3. Sean Middleditch replies at 20th February 2008, 8:22 pm :
James, I think you missed something I wrote. The user would be prompted (in the browser chrome) as to which identity to give the site, or possibly denying the site any identity at all.
I also see no problem with the “browsers set up” comment, since they _already_ do that - they are configured to forget cookies between sessions and the like. That same setting would ideally by default block the saving of auth server info.
I don’t believe that “only relying on HTML forms” is a solid idea. Just think, it wasn’t so many years ago that XMLHttpRequest didn’t exist at all, or that SVG was unheard of, or that many common DOM functions we take for granted didn’t exist or were only available in one or two browsers. The Web evolves. I fully and whole-heartedly believe that authentication really, really needs to be simplified, and that it needs to be done in an actual user-friendly, secure, easy, no-pain manner for users - even if that means doing what we’ve already done many times before and push a new technology into the common Web browsers.

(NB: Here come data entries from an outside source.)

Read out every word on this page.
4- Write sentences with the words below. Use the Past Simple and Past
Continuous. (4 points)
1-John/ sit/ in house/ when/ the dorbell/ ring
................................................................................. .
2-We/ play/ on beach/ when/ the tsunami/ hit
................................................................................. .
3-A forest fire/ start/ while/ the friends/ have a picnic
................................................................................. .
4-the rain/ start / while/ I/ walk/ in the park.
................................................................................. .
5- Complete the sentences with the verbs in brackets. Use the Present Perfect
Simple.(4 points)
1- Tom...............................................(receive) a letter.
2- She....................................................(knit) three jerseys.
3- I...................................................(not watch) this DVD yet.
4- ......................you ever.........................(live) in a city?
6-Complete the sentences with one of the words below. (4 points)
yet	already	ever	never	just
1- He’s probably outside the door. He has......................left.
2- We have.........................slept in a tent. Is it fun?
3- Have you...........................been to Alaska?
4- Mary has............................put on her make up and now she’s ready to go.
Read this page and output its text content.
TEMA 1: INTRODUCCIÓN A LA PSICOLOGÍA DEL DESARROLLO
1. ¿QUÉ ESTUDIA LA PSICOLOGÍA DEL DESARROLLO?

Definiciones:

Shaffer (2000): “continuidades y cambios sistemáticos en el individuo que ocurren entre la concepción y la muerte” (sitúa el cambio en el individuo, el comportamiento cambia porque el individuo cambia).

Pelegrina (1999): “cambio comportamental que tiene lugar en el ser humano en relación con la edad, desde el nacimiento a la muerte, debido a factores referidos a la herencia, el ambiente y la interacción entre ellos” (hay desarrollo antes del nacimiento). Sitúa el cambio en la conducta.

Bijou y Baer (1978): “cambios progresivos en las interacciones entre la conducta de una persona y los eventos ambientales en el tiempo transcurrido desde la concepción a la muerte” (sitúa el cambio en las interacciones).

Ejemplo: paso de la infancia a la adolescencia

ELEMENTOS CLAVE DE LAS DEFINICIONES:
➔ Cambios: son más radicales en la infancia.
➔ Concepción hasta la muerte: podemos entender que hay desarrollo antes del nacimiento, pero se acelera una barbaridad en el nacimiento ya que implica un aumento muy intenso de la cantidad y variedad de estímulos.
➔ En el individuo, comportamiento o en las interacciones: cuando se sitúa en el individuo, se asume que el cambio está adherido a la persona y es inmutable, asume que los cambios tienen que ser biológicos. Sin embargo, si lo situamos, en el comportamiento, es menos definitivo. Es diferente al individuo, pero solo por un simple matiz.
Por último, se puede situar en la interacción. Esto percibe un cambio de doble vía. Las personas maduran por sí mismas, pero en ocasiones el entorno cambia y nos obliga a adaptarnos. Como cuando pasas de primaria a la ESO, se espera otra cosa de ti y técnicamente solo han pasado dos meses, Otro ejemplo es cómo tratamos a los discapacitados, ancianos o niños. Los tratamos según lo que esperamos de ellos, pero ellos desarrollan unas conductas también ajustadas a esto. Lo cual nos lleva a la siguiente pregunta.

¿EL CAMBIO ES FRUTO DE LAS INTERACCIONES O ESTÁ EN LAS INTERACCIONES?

4. James replies at 2nd March 2008, 6:57 pm :
“Browser chrome” and expecting internet cafes to be competently admined is the pipe dream. Most of them aren’t going to bother installing an add-on to provide the chrome, meaning sites will have to have fallbacks to existing tech. But my real point is why do you think you have to invent a whole new tech, instead of just improving the OpenID experience. Did you even look at Appalachian?
5. Sean Middleditch replies at 3rd March 2008, 12:38 am :
Again, I don’t see it (long term) as being an issue of an “add-on.” Just like a dozen other technologies that are built-in to every browser and expected of the modern website, I think authentication will be there sometime in the future. This probably won’t be for at least 5 years.
It’s worth nothing that in truth we already are capable of doing something very close to this today using SSL client certs or Kerberos tickets. It’s just a matter of browsers adapting the additional UI for selecting an identity per-site and including the login mechanism.
I mention wanting to build an add-on now only because someone needs to build a proof-of-concept and initial design before we can really expect this to take off and become a de facto standard.
6. James replies at 11th March 2008, 8:11 pm :
Like Clickpass are doing?
To repeat myself: But my real point is why do you think you have to invent a whole new tech, instead of just improving the OpenID experience?